Il a plaidé pour une gouvernance mondiale fondée sur quatre piliers, l’inclusion des pays en développement, la confiance par la transparence et la cybersécurité, l'interopérabilité des systèmes, et une souveraineté numérique coopérative. « Pour la Côte d'Ivoire, la réponse est claire. L’IA ne doit pas être le privilège de quelques économies ou plateformes. Elle doit être un levier de progrès partagé et éthique », a-t-il déclaré. Fait marquant de son intervention, le Ministre a lancé un appel à la coopération régionale, proposant la création d'une École régionale africaine de l'intelligence artificielle destinée à former les talents du continent.
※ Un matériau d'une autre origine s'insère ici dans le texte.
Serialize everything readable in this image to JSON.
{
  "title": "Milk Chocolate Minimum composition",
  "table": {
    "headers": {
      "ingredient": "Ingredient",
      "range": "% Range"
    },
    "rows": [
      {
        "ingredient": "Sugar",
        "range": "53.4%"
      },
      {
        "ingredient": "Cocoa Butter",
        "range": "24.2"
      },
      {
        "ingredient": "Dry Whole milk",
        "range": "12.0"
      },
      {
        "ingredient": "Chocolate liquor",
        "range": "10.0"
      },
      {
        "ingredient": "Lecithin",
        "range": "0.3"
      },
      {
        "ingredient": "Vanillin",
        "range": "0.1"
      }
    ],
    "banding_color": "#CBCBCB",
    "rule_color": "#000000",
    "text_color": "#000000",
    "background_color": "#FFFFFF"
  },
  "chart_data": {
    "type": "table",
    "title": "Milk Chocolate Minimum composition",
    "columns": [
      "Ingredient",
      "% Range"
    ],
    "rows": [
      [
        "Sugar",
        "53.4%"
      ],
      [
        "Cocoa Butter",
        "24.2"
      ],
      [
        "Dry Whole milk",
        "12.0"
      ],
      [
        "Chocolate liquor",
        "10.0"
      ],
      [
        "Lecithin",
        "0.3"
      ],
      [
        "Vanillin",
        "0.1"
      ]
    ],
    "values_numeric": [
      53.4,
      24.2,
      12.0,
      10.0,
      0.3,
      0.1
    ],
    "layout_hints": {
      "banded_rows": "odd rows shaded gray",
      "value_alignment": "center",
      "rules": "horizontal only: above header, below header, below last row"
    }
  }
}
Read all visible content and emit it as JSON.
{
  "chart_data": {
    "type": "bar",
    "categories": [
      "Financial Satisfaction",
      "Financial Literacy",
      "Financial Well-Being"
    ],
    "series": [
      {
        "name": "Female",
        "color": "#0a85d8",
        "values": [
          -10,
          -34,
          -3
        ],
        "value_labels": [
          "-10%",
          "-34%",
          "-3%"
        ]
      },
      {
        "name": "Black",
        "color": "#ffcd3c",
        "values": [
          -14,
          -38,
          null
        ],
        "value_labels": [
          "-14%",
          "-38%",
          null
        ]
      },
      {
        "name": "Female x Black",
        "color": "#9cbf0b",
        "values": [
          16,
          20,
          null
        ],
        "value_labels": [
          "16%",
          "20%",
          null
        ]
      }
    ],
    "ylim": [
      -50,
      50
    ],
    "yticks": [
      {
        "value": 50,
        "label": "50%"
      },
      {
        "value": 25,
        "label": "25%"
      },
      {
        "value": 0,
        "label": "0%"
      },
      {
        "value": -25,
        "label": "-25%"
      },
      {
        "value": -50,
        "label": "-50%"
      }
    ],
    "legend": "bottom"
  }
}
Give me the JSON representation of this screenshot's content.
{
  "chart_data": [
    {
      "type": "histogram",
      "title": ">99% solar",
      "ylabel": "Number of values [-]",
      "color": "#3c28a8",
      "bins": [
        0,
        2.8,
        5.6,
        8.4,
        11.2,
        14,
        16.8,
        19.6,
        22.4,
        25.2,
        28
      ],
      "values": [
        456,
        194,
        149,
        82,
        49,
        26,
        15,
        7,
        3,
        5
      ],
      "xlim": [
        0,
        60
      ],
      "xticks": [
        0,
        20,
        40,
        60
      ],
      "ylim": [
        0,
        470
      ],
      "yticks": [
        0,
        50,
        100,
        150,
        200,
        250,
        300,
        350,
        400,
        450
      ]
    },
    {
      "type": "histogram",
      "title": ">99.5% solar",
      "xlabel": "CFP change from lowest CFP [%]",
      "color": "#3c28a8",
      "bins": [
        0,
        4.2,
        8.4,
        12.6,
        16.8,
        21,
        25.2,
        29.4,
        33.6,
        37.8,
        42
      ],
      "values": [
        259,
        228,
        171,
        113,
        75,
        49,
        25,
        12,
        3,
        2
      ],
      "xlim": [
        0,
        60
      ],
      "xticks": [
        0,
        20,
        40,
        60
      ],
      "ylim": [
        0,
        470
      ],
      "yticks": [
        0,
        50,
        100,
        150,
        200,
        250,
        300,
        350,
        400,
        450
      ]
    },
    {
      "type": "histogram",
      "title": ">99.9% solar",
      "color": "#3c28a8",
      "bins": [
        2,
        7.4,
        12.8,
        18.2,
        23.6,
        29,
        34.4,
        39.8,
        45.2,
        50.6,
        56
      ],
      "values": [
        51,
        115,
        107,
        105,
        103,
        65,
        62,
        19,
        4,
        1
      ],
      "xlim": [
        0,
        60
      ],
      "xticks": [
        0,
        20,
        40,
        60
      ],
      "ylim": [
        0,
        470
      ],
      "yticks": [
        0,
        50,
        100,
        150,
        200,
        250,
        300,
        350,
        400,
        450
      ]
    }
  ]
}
Ce forum, créé par l'Assemblée générale de l'ONU, réunit gouvernements, secteur privé et société civile pour bâtir une seconde édition prévue à New York en 2027.
En saluant l'adoption du Pacte pour l'avenir et du Pacte numérique mondial, Abidjan confirme son ambition de faire de l'IA un outil de souveraineté et d'inclusion sociale, plutôt qu'un facteur d'exclusion pour l'Afrique.